The Phoenix Project

When I was about 14 I remember having a discussion with my dad about the merits of learning mathematical theorems. My dad, a secondary school Maths teacher his entire career, felt that a strong foundation in mathematical reasoning and logic would pay dividends forever. I however felt aggrieved that a subject I loved for teaching me methods, rather than facts, was forcing me to learn theorems by rote. I argued (read: whined) that I would never need to use Pythagoras’ theorem. My dad responded with calm erudition that I was advocating a utilitarian approach to education and pointed out that we never really know in advance which bits will prove important. I would love to think that I accepted this winning argument with good grace, but I suspect I huffed off muttering my unresolved objections.

This was probably one of the first times I thought about learning for learning’s sake. It is such a beautiful idea that it is easy to undervalue it’s corollary; learning for practical benefit. This manifests itself in two broad ways. Impact (about which REF says much) and engagement (about which REF says little). Engagement is about influencing the community around you in a broad way, quite apart from the papers that you publish. Engagement tells us to improve the lives of those around us using the knowledge we have been lucky enough to absorb.

Cardiff logo phoenixLet me tell you then about the Phoenix project (see footnote for one of my favourite anecdotes). The only of Cardiff University’s flagship engagement projects that is focussed outside of Wales (although it still benefits Wales), the Phoenix project works with the University of Namibia to help reduce poverty and promote health in Namibia. The project looks massive.
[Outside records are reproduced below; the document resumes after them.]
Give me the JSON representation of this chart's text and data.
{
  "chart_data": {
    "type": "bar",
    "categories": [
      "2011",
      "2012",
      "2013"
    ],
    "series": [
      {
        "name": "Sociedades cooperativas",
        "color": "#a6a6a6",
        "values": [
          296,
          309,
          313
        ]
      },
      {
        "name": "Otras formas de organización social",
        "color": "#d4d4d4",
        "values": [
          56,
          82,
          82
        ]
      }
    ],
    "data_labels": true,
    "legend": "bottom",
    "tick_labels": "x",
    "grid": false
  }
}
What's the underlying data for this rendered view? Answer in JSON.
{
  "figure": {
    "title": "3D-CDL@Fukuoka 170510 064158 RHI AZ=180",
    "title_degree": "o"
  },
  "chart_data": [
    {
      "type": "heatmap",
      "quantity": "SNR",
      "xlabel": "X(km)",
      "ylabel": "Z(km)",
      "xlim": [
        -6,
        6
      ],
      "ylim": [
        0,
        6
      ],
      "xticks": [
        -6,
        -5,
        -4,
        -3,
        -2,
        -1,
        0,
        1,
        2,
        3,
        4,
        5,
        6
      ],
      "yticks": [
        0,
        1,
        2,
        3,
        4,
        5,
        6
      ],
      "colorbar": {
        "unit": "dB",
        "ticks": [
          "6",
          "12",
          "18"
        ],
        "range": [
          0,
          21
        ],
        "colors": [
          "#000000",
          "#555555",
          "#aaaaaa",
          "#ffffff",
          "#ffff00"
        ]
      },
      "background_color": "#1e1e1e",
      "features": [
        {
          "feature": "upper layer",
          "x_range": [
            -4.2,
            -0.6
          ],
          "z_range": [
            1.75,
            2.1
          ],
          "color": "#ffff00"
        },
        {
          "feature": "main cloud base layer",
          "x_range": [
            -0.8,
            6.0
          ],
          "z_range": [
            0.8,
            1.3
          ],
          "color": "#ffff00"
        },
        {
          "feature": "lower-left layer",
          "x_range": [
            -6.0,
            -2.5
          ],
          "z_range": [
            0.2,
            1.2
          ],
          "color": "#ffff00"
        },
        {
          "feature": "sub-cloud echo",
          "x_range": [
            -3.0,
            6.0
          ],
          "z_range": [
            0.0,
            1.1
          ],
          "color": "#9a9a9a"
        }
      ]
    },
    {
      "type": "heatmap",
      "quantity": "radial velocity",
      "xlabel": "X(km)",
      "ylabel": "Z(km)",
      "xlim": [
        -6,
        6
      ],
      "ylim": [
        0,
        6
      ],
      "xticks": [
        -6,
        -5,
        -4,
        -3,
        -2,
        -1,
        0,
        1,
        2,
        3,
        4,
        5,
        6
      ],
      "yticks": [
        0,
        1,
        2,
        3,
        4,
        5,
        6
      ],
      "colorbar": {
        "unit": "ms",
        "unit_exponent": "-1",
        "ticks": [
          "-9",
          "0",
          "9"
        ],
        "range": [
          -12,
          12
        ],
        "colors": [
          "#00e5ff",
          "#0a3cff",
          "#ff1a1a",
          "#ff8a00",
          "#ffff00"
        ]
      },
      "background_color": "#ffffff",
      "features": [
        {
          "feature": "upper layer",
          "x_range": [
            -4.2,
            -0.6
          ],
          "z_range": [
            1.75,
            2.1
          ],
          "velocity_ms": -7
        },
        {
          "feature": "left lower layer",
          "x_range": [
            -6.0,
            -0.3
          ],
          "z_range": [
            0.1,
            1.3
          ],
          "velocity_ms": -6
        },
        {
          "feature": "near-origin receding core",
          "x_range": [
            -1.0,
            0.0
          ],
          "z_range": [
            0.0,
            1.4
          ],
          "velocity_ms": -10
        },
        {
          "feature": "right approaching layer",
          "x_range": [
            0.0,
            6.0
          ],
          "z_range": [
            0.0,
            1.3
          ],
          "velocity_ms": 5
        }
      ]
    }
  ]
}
It covers four different themes (1. Women, children and infectious diseases; 2. Science thinking; 3. Communications; 4. Over arching) with 20 different projects. About 100 academics from Cardiff University and University of Namibia are involved making it an impressive collaboration. The project is rigorous too, with a clear focus on measuring the impact made. All of this activity is made possible by a small but highly dedicated team: Prof Judith Hall, Nicola Pulman and Jennifer Lloyd.

I have joined to lead the Statistics theme for Phoenix. I can’t tell you how excited this makes me. You will know my feelings about the importance of statistics from previous posts and this project offers a real opportunity to make a difference elsewhere. In May I will join a Phoenix project delegation to Namibia to conduct a scoping review of the statistics need and to conduct one-to-one sessions with staff and postgrads. The aim is to identify what skills and techniques will be best suited to developing capacity at UNAM.

Pythagoras gif
Illustration of Pythagoras’ theorem

I cannot wait to meet the UNAM researchers and postgraduate students and gain their perspectives on what they value most statistically. I am especially keen to meet with Multidisciplinary Research Centre staff and share approaches and methodologies with them.

Who knows, I may even get to use Pythagoras’s theorem.